S. Korea 'Strongly Protests' Japan's Renewed Dokdo Claim in Defense White Paper | Be Korea-savvy

S. Korea ‘Strongly Protests’ Japan’s Renewed Dokdo Claim in Defense White Paper


This aerial file photo, taken Sept. 2, 2021, shows South Korea's easternmost islets of Dokdo. (Pool photo) (Yonhap)

This aerial file photo, taken Sept. 2, 2021, shows South Korea’s easternmost islets of Dokdo. (Pool photo) (Yonhap)

SEOUL, July 29 (Korea Bizwire)South Korea issued a strong protest on Friday against Japan’s renewed territorial claim to its easternmost islets of Dokdo in an annual defense white paper, calling for its immediate retraction.

Earlier in the day, Tokyo adopted the security document during a Cabinet session, renewing the claim to the pair of rocky outcroppings in the East Sea in the paper for the 19th consecutive year.

“The government of the Republic of Korea (ROK) strongly protests against the Japanese government’s repeated inclusion of unjust sovereignty claims over Dokdo, which is clearly an integral part of the ROK territory historically, geographically and under international law,” Lim Soo-suk, the spokesperson of the foreign ministry, said in a statement, using South Korea’s official name.

“The ROK government urges the Japanese government to immediately withdraw such claims,” he said, adding that the claims do not and will not have any impact on South Korea’s sovereignty over Dokdo and that Seoul will respond “firmly” to any provocation over the islets.

“The Japanese government should be clearly aware that repeatedly making unjust claims to Dokdo is in no way conducive to the efforts to establish a future-oriented relationship between the ROK and Japan,” he said.
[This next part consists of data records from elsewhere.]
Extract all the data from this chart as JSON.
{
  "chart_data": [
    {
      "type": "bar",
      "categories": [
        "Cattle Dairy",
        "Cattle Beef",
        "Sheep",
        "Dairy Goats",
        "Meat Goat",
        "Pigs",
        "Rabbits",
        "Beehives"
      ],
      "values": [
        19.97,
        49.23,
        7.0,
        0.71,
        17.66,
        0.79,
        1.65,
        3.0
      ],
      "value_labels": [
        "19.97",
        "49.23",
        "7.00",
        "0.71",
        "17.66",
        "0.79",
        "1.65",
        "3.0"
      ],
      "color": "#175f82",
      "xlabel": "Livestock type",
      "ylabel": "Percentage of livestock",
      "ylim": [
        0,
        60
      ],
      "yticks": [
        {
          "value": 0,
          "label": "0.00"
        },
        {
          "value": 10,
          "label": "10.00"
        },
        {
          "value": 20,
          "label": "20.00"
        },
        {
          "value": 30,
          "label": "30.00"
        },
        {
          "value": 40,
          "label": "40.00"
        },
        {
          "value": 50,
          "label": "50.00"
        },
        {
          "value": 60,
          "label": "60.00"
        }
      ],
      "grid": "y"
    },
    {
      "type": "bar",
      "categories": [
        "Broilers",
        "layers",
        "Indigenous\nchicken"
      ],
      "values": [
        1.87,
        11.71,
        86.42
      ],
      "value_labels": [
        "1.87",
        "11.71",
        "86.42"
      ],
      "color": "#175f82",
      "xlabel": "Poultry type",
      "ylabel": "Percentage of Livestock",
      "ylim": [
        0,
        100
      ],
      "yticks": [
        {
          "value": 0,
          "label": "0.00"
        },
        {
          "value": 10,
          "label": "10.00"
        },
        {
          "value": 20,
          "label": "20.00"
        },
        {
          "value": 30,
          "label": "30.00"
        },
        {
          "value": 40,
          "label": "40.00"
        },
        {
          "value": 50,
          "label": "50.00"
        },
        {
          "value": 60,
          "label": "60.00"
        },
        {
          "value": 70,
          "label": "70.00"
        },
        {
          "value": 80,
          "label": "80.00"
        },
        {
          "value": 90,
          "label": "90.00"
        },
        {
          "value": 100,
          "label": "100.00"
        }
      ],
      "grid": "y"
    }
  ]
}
The ministries of foreign affairs and national defense called in Mondo Yamamoto, acting deputy chief of mission at the Japanese Embassy in Seoul, and Kotaro Hyodo, a defense attache, to lodge a protest.

Tokyo’s latest claim to the islets came as the Yoon Suk Yeol administration has made efforts to improve ties that have long been strained by historical and territorial feuds stemming from Japan’s 1910-45 colonial rule of the Korean Peninsula.

Bilateral relations took a turn for the better in March after Seoul offered to resolve a row over wartime forced labor by compensating the Korean victims without asking for contributions from Japanese firms.

The move came as the two countries have stepped up trilateral security cooperation with their shared ally, the United States, against evolving military threats from North Korea.

In an apparent shift in tone, the latest white paper included positive assessments of South Korea, noting the tripartite cooperation with Washington.

Last month, the three countries’ defense chiefs agreed to operate a system to share North Korean missile warning data in real time by the end of this year as they met in Singapore on the sidelines of a regional security forum.